The outlines of a comeback for Democrats seemed possible. From its opening act, the 112th Congress was dominated by a raucous class of House freshmen who pushed Washington to the brink of several government shutdowns and almost prompted a first-ever default on the federal debt. It became the most unpopular Congress in the history of polling and, by some measures, the least productive.
Analysts cite several factors why the Democrats haven’t been able to take advantage. First was a redistricting process that made some Republicans virtually impervious to a challenge and re-election more difficult for about 10 Democrats. A few Democratic incumbents have stumbled in their first competitive races in years. And Republicans have leveraged their majority into a fund-raising operation that has out-muscled the Democrats.
That means that regardless of who wins the White House, the Republican caucus of Speaker John A. Boehner (Ohio) will remain a critical player in the coming showdowns over tax and spending cuts. Such a result will have defied the chorus of prognosticators who saw so many of these inexperienced freshmen as beneficiaries of blind political luck — swept up in the 2010 wave of sentiment against Obama and presumably poised to be swept back to sea when the tide went out this November.
First among those critics was Minority Leader Nancy Pelosi (D-Calif.), labeled the “face of defeat” after overseeing the loss of 63 seats two years ago. Defying recent precedent, Pelosi gave up the speaker’s gavel but stayed on as party leader. She vowed that “the tea party Congress” was so unpopular that Democrats would ride Obama’s coattails back to the majority.

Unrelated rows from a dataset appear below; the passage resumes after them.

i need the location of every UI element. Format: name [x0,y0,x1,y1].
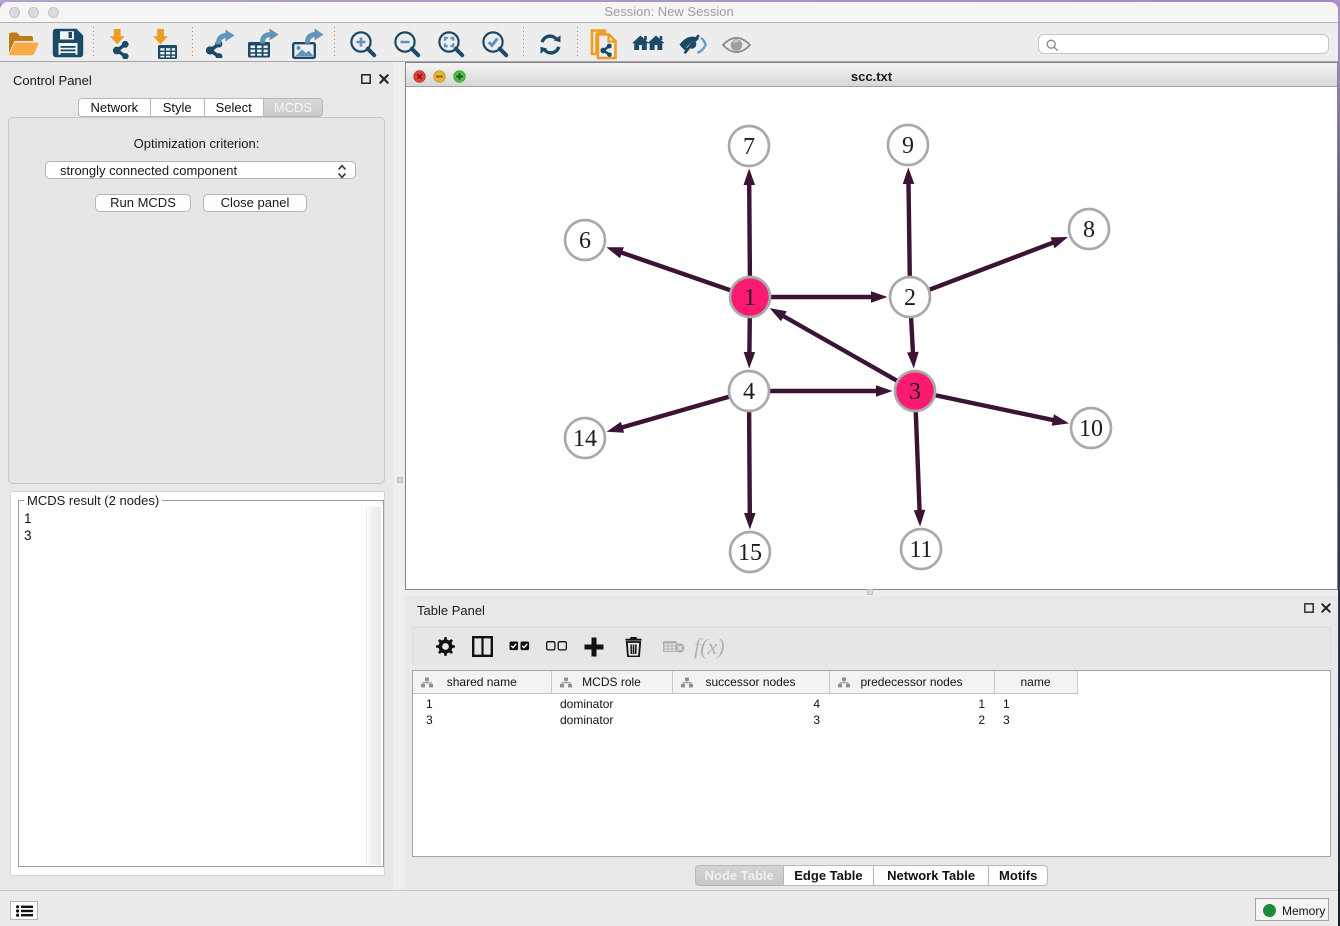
svg-text:4: 4 [743,379,755,405]
svg-text:1: 1 [744,285,756,311]
svg-text:11: 11 [909,537,932,563]
svg-text:9: 9 [902,133,914,159]
svg-text:3: 3 [909,379,921,405]
svg-text:7: 7 [743,134,755,160]
svg-text:15: 15 [738,540,762,566]
svg-text:6: 6 [579,228,591,254]
svg-text:8: 8 [1083,217,1095,243]
svg-text:10: 10 [1079,416,1103,442]
svg-text:2: 2 [904,285,916,311]
svg-text:14: 14 [573,426,597,452]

Now, with a second straight election about to leave Democrats in the minority, Pelosi, 72, has not signaled whether she will remain in office. She delayed her leadership elections until after Thanksgiving, prompting more speculation about her future than about next year’s House majority.
Rothenberg predicted modest gains for Democrats of about a handful of seats, a symbolic victory but well short of Pelosi’s “Drive to 25” for the net gain needed for the majority. Privately, Democrats do not dispute those estimates but contend the gains will set the stakes for a 2014 campaign in which they will shoot for the majority, particularly if Mitt Romney wins the presidency and is facing his first midterm election.
Republicans, however, believe they have used congressional redistricting to shore up enough of their seats to remain in power for years to come. Rather than aggressively seek more seats, Boehner’s leadership team counseled Republican-led state legislatures to fortify those Republicans already serving on Capitol Hill.